Apollo attitudes (at least for the PADs) were given in the order roll, pitch, yaw, instead of the order pitch, roll, yaw that you nominated. So the Apollo 15 TLI burn attitude is roll=180°, pitch=45°, yaw=1°.
Apollo's coordinate systems are not easy to be understood. The coordinates are given relative to the current IMU stable member orientation. And this orientation depends on the mission phase and available reference stars.
This true and means that a fully prograde burn could have a yaw angle of say 45° (or any other number you care to pick), depending on the orientation of the REFSMMAT. That said, the REFSMMAT used for TLI was the same as that set on the launch pad so a yaw of 1° indicates that there was an off-plane component to the burn. This is expected given that you can't launch directly from KSC (lat ~28.608) into the moon's orbital plane (inc ~18.294 to ~28.584).

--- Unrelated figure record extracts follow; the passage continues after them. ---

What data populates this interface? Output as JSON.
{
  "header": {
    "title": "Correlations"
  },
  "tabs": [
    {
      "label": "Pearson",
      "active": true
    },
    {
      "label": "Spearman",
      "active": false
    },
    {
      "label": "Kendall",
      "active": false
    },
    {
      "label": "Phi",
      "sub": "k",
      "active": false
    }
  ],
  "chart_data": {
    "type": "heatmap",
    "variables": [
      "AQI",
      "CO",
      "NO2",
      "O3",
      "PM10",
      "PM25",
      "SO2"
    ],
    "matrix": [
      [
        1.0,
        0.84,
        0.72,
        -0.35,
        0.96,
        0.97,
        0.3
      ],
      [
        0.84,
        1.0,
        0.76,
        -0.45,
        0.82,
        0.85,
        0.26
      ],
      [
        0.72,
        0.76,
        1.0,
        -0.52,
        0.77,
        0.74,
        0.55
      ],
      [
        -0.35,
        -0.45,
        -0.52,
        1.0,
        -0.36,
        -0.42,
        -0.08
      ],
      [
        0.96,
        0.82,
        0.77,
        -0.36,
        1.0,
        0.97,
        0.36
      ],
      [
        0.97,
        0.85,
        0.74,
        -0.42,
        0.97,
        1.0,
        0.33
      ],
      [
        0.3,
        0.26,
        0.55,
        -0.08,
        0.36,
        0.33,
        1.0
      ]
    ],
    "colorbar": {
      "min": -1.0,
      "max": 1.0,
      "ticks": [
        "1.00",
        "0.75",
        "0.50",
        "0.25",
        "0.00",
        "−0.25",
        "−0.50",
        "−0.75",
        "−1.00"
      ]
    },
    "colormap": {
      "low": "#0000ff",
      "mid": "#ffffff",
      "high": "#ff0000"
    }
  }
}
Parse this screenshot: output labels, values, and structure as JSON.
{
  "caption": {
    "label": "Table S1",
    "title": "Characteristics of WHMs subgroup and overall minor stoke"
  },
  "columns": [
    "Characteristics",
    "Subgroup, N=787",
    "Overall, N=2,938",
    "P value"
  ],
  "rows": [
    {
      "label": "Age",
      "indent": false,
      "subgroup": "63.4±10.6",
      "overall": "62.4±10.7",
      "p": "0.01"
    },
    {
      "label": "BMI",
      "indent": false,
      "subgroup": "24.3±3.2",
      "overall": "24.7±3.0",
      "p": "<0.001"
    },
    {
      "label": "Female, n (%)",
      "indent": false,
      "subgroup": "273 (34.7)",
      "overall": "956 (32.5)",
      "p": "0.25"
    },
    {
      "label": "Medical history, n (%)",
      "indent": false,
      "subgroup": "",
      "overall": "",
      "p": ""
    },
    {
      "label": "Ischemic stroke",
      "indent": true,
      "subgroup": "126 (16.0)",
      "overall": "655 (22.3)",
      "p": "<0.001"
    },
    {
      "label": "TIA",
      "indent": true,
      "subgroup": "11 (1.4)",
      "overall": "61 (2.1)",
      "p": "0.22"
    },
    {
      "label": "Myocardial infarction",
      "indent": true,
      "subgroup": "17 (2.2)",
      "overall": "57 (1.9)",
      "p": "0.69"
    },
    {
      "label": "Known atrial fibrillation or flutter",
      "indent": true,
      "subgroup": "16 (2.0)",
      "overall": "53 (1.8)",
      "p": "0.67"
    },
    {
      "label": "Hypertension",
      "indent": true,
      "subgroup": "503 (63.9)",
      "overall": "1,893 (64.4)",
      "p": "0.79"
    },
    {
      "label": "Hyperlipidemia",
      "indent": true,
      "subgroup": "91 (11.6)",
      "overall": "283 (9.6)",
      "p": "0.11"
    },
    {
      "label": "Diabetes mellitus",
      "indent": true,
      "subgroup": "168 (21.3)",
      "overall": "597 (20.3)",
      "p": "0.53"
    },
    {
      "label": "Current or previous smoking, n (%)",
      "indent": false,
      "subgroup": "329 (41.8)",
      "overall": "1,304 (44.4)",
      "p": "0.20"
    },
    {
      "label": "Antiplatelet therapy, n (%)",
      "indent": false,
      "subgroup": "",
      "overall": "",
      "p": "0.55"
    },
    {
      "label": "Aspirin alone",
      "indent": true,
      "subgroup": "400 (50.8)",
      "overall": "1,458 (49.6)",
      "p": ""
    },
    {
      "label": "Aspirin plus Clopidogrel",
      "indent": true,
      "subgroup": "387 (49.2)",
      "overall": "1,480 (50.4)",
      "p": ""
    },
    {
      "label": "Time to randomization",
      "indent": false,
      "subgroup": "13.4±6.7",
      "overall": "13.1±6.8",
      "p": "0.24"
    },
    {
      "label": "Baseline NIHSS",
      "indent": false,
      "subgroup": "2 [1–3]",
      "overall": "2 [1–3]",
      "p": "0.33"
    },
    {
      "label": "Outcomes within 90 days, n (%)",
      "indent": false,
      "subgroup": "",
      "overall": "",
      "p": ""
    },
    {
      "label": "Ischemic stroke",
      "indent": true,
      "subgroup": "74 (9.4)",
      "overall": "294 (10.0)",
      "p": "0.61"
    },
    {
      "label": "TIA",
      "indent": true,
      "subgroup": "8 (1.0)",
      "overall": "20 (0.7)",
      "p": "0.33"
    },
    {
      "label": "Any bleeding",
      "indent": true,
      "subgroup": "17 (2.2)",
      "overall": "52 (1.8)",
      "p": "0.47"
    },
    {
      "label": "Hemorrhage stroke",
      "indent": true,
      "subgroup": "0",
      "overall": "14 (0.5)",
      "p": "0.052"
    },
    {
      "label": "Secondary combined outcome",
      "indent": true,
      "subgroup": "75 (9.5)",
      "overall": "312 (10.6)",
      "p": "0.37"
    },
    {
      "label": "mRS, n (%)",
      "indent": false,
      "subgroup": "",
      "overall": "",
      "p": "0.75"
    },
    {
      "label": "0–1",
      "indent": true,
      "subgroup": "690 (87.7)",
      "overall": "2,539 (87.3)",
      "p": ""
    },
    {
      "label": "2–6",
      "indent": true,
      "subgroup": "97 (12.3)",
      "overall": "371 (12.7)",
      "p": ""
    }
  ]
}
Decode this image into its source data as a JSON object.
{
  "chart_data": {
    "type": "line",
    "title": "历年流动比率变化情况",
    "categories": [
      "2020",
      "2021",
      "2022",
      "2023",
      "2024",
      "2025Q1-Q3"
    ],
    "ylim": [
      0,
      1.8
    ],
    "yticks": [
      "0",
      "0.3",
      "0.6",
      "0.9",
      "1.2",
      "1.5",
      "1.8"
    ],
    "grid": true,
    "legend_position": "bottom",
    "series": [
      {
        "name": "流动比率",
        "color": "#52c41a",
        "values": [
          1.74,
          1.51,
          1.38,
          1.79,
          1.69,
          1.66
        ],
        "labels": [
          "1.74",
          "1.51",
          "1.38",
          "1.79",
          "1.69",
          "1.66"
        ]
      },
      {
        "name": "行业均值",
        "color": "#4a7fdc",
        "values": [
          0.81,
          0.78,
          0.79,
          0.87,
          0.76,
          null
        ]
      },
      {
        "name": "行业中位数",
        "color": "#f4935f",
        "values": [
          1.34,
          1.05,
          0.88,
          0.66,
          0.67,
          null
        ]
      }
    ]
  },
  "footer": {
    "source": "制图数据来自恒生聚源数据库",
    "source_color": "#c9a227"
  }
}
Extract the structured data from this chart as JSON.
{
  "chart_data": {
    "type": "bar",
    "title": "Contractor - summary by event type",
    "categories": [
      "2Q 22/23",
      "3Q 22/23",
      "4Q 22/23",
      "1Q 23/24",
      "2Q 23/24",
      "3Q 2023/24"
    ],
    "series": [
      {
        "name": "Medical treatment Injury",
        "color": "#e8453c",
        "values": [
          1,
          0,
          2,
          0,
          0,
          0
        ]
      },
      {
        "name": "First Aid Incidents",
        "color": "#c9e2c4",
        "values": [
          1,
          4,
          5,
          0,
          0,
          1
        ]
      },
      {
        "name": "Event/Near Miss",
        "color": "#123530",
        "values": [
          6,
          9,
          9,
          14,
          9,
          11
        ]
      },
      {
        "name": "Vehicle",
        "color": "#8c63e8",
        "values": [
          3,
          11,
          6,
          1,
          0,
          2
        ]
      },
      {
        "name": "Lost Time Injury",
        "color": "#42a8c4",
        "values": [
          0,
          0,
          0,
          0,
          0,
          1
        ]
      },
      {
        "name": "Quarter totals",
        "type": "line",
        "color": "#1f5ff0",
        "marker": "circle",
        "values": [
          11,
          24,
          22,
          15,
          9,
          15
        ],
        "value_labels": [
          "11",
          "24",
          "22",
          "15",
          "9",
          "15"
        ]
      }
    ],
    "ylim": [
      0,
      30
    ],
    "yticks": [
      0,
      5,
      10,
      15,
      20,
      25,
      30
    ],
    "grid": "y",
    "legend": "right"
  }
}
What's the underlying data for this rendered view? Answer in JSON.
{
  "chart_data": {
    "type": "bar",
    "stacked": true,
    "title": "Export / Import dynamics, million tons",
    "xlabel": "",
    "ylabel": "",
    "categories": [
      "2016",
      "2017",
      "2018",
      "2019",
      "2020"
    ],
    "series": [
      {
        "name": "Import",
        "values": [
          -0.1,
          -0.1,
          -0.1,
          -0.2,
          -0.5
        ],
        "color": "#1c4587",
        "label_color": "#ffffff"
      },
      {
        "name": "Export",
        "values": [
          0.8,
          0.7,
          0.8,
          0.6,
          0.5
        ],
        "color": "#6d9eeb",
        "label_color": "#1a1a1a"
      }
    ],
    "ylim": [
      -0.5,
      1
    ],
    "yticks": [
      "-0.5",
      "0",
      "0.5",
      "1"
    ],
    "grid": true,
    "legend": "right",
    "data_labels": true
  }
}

This off-plane component was used to setup an off-plane transfer, ie, the orbital plane of the CSM post-TLI was neither that of the launch nor that of the moon, but somewhere in between.
Regarding plane changes in lunar orbit, there were two times when these would typically occur:
1. During the LM landed phase the CSM would do a plane change to account for the precession of its orbit (due to the rotation of the moon) relative to the LM position. Apollo 11 didn't do this maneuvoure due to the short amount of time the LM was on the surface.
2. During rendezvous, a plane change by the LM could be done, either as a separate maneuvoure or as part of a larger phasing burn.